As promised, I’ve agreed to share my recipes for some of the holiday treats I make each year. The following recipe was actually the first treat I made back in 2007 and I’ve been hooked on homemade food-oriented gifts ever since. My feeling is, since I can’t afford to spend oodles of money on people (as much as I wish I could!), I’d rather spend my time. To me, time is perhaps more precious than money, so I hope that by giving my time and care to create a tasty treat for friends and family, that I can still share some holiday cheer. I got this recipe from the November 2007 Cooking Light magazine, but I’ve seen several variations around the internet. I’ve also played around with it a bit as noted below.
Walnut Brittle (you can substitute roasted peanuts as well, but I haven’t experimented with almonds or pecans)
makes approximately 24 ounces
1 c. granulated sugar
1 c. light-colored corn syrup
1/2 c. water
1 T. butter
1.5 c. coarsely chopped walnuts
1.5 tsp baking soda
1 tsp vanilla extract
8oz. dark or milk chocolate (optional)
Prep step: Play prepared jelly-roll pan in 200* oven for about 10 minutes. This will help significantly with step 4.
1. Line a jelly-roll pan with parchment paper and coat paper lightly with cooking spray (NOTE: Do not use wax paper! I’d never used parchment before this and thought I could sub. I was wrong!)

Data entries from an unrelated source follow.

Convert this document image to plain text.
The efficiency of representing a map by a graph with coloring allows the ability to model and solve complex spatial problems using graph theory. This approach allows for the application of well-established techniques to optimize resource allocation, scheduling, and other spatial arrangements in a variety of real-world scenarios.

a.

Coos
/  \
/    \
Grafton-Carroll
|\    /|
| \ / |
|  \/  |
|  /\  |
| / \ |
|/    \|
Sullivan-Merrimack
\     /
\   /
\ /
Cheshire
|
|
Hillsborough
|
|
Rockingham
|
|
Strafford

2. Combine sugar, corn syrup, 1/2 c. water and butter in a heavy saucepan. Cook over medium heat, stiffing until sugar dissolves. Cook 20 minutes or until a candy thermometer registers 275*. (A word of warning: I tried cooking for 20 minutes, but found the brittle came out too chewy each time so I finally broke down and bought a candy thermometer from Crate and Barrel. Totally worth it, especially if you’re making multiple batches of this as gifts. Also, the quality of the saucepan, oddly, really does make a difference. I think it has to do with the amount of heat lost through the edges of the pan. Heavier pans insulate better so the sugar mixture heats more evenly. Last, be sure the saucepan is deep enough to account for a good bit of bubbling. The mixture nearly doubles in size when it bubbles up so watch out!)
3. Stir in walnuts; cook 2 minutes or until candy thermometer registers 295*, stirring constantly. (If using peanuts, stir these in now)

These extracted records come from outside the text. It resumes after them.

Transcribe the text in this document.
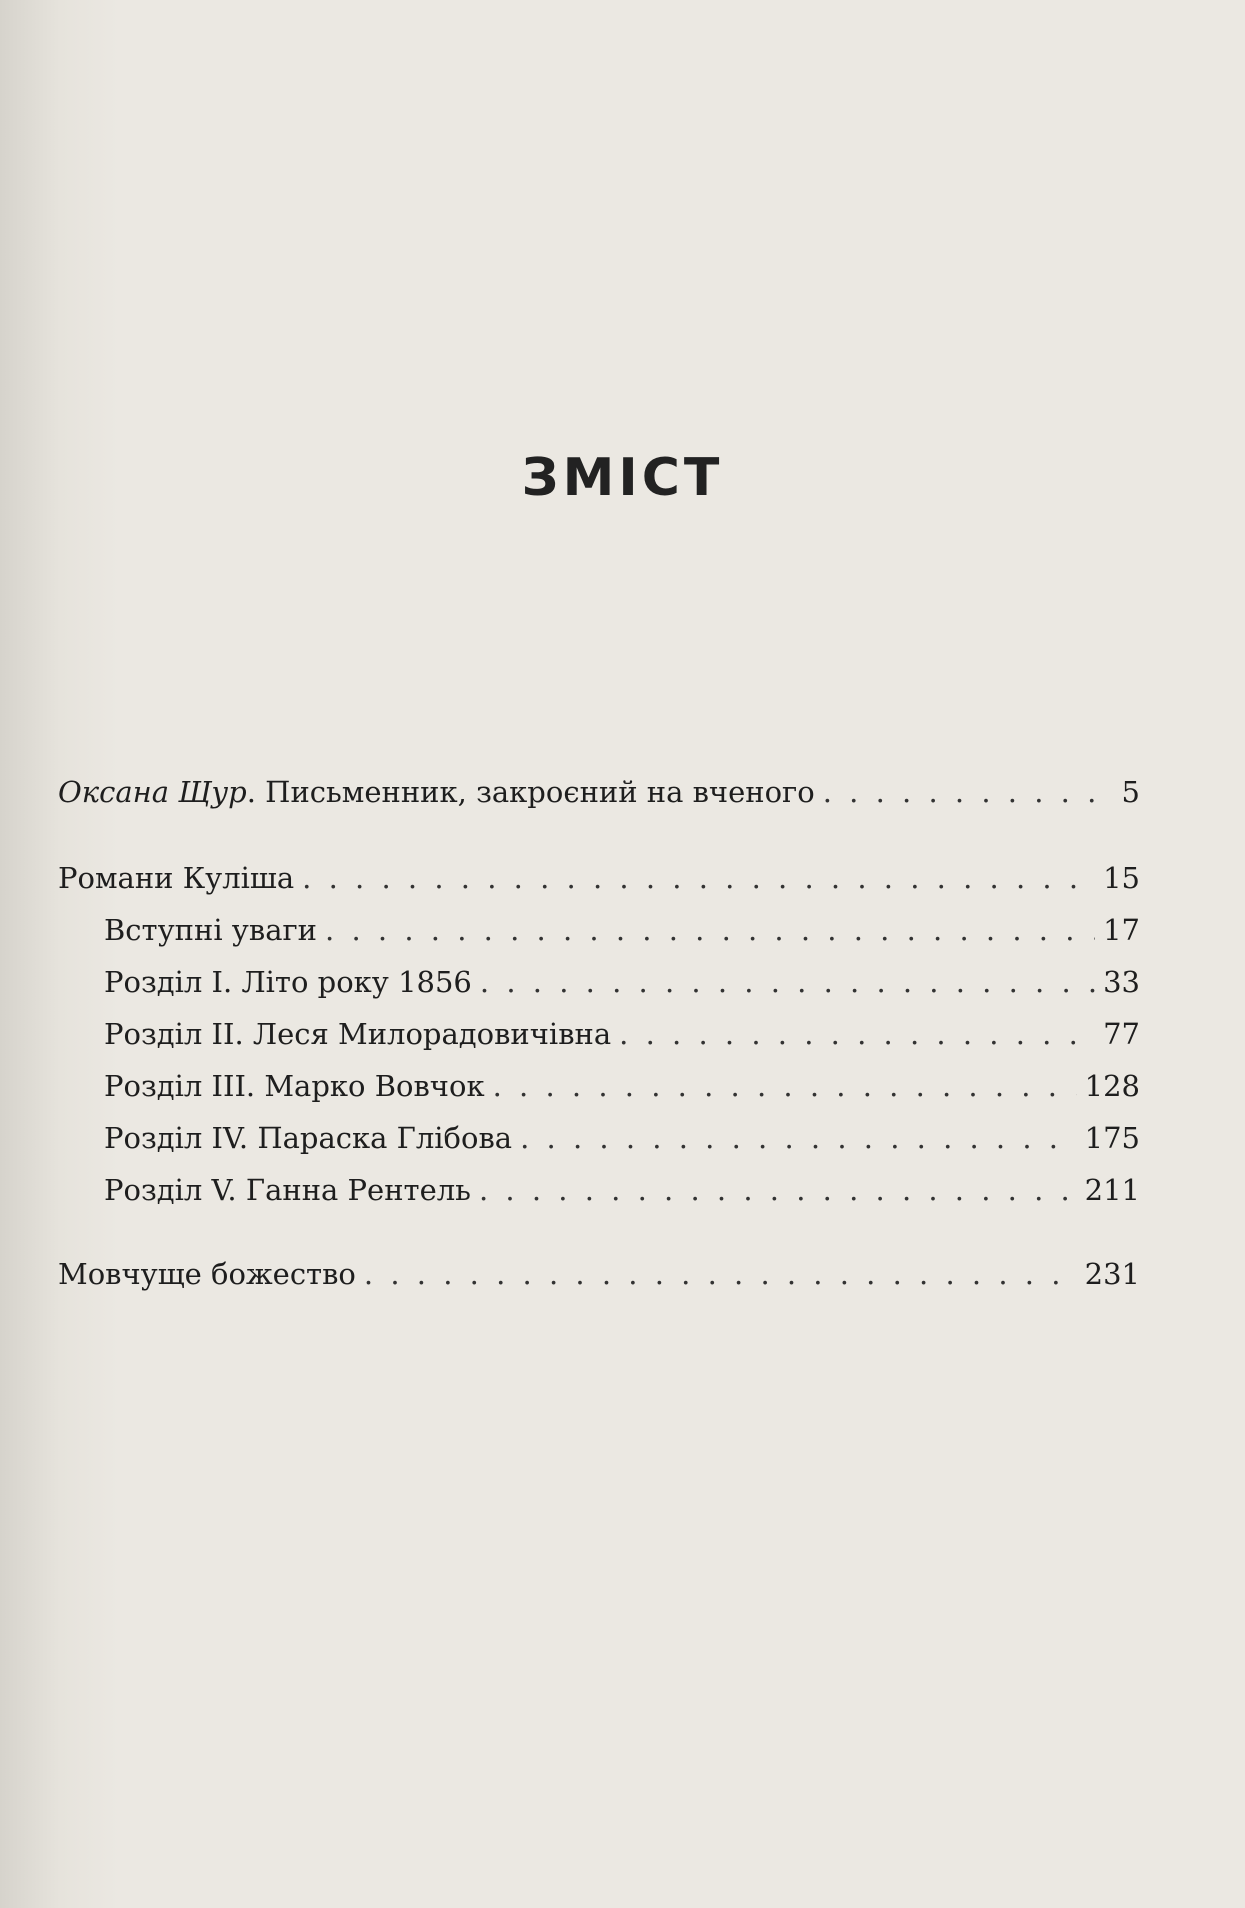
ЗМІСТ
Оксана Щур. Письменник, закроєний на вченого . . .	5
Романи Куліша . . .	15
Вступні уваги . . .	17
Розділ I. Літо року 1856 . . .	33
Розділ II. Леся Милорадовичівна . . .	77
Розділ III. Марко Вовчок . . .	128
Розділ IV. Параска Глібова . . .	175
Розділ V. Ганна Рентель . . .	211
Мовчуще божество . . .	231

4. Remove from heat; stir in baking soda and vanilla (mixture will bubble). Quickly pour mixture onto prepared pan; spread to 1/4″ thickness using a wooden spoon coated with cooking spray. (I don’t know if I can stress enough that this step needs to happen FAST. The brittle begins to harden as soon as its removed from the heat and the temperature plummets when it hits the pan so you’ve got to move with a purpose. Otherwise, you’ll end up with a big ball of thick rock-hard caramel stuff. This might be fun for a child to chip her teeth on, but not so nice as a gift.)
5. Cook completely; using a wooden spoon, break brittle into bite-sized pieces. (I usually just break off chunks with my hands. You can control the size of the pieces a bit better this way. Using a wooden spoon relies a bit more on the natural weaknesses in the brittle.)
*6. If dipping in chocolate, melt chocolate slowly in double boiler. I’ve never tempered chocolate for this recipe (mostly because I don’t know how), but I bet it would give the chocolate a nice glossy look. Anyhow….
7. Dip ends of brittle in melted chocolate and lay flat on a parchment-lined pan. Cool in refrigerator or freezer. (If you put these in the freezer, don’t forget about them!! Brittle is usually best stored at a relatively cold temperature, but I imagine the shock of freezer to plate doesn’t do any favors for the texture).